June 2025 – In a startling revelation for Android users and privacy advocates alike, researchers have uncovered a new tracking technique employed by both Meta and Yandex that sidesteps traditional browser privacy protections.
The technique, dubbed “LocalMass” by the team that discovered it, exploits localhost sockets on Android devices to covertly connect browser activity back to native apps like Facebook, Instagram, and Yandex services—even if the user never interacts directly with them.
How It Works
It begins when an Android user opens a native app such as Facebook or Instagram. Once opened, the app starts listening on local UDP and TCP ports. Later, if that same user visits a website in a browser containing the Meta Pixel (commonly used for analytics and advertising), the browser initiates a hidden communication with the native app using a combination of WebRTC and a technique referred to as “SDP munching.”
This method allows the browser to transmit cookie data back to the native Meta app silently. The app then relays this information to a Facebook endpoint, effectively linking the user’s browser activity to their Facebook or Instagram account.
Yandex’s version, using its Yandex Metrica scripts instead of Meta Pixel, follows a similar approach. Both companies’ implementations are almost invisible to standard browser debugging tools like Chrome DevTools, making detection and prevention difficult for average users.
What Makes This So Dangerous
This approach bypasses nearly all existing privacy controls on Android:
- Browser sandboxing
- Web and app permissions
- Incognito modes
- Cookie clearing
- Resetting advertising IDs
None of these mechanisms are effective against LocalMass-style tracking.
Researchers estimate that over 5.8 million websites include Meta Pixel, while nearly 3 million websites run Yandex Metrica scripts.
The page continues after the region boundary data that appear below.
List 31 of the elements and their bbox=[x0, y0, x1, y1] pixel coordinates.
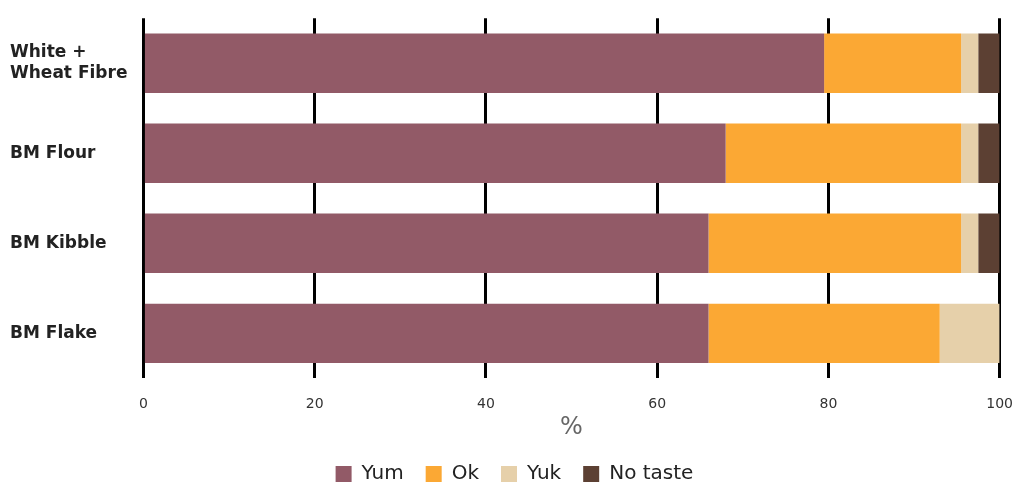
x-tick-label: 0 bbox=[138, 395, 148, 412]
category-label: Wheat Fibre bbox=[10, 61, 128, 82]
x-axis-title: % bbox=[560, 411, 583, 440]
bar bbox=[708, 303, 940, 364]
bar bbox=[961, 123, 979, 183]
bar bbox=[824, 33, 962, 93]
legend-label: No taste bbox=[609, 460, 694, 485]
legend-label: Ok bbox=[451, 460, 480, 485]
bar bbox=[961, 33, 979, 93]
bar bbox=[708, 213, 962, 274]
bar bbox=[961, 213, 979, 274]
x-tick-label: 60 bbox=[648, 395, 667, 412]
x-tick-label: 80 bbox=[819, 395, 838, 412]
bar bbox=[978, 33, 1000, 93]
bar bbox=[144, 33, 825, 93]
x-tick-label: 100 bbox=[986, 395, 1014, 412]
x-tick-label: 40 bbox=[477, 395, 495, 412]
legend-label: Yuk bbox=[526, 460, 562, 485]
y-tick-label: BM Flake bbox=[10, 321, 98, 342]
legend-label: Yum bbox=[360, 460, 404, 485]
bar bbox=[144, 123, 726, 183]
bar bbox=[144, 213, 709, 274]
bar bbox=[144, 303, 709, 364]
bar bbox=[939, 303, 1000, 364]
category-label: White + bbox=[10, 41, 87, 62]
bar bbox=[978, 123, 1000, 183]
x-tick-label: 20 bbox=[305, 395, 324, 412]
y-tick-label: BM Flour bbox=[10, 141, 97, 162]
bar bbox=[978, 213, 1000, 274]
bar bbox=[725, 123, 962, 183]
y-tick-label: BM Kibble bbox=[10, 231, 107, 252]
This means that even if you’re not using Meta or Yandex apps, simply browsing the web on your Android phone may trigger this tracking mechanism.
A Longstanding Issue?
Interestingly, Yandex appears to have implemented this technique as far back as 2017, while Meta allegedly started using it in late 2024. This timeline might shed new light on the long-standing suspicion that apps like Facebook were “listening” to users—even when they weren’t open.
As one privacy researcher put it, “This isn’t microphone eavesdropping—it’s localhost eavesdropping.”
Takeaway: What Can Users Do?
Unfortunately, traditional privacy tools and behaviors (like clearing cookies or browsing in Incognito) do not protect against this type of tracking. Until Android implements stricter controls on localhost access, users may want to:
- Limit use of native apps from known data aggregators
- Use hardened browsers like Firefox Focus or Brave (though full protection is not guaranteed)
- Monitor for developments in privacy tools and Android updates
For now, this discovery serves as a stark reminder that privacy controls need to evolve as fast as tracking techniques—and that users should never assume their browser activity is siloed from their apps.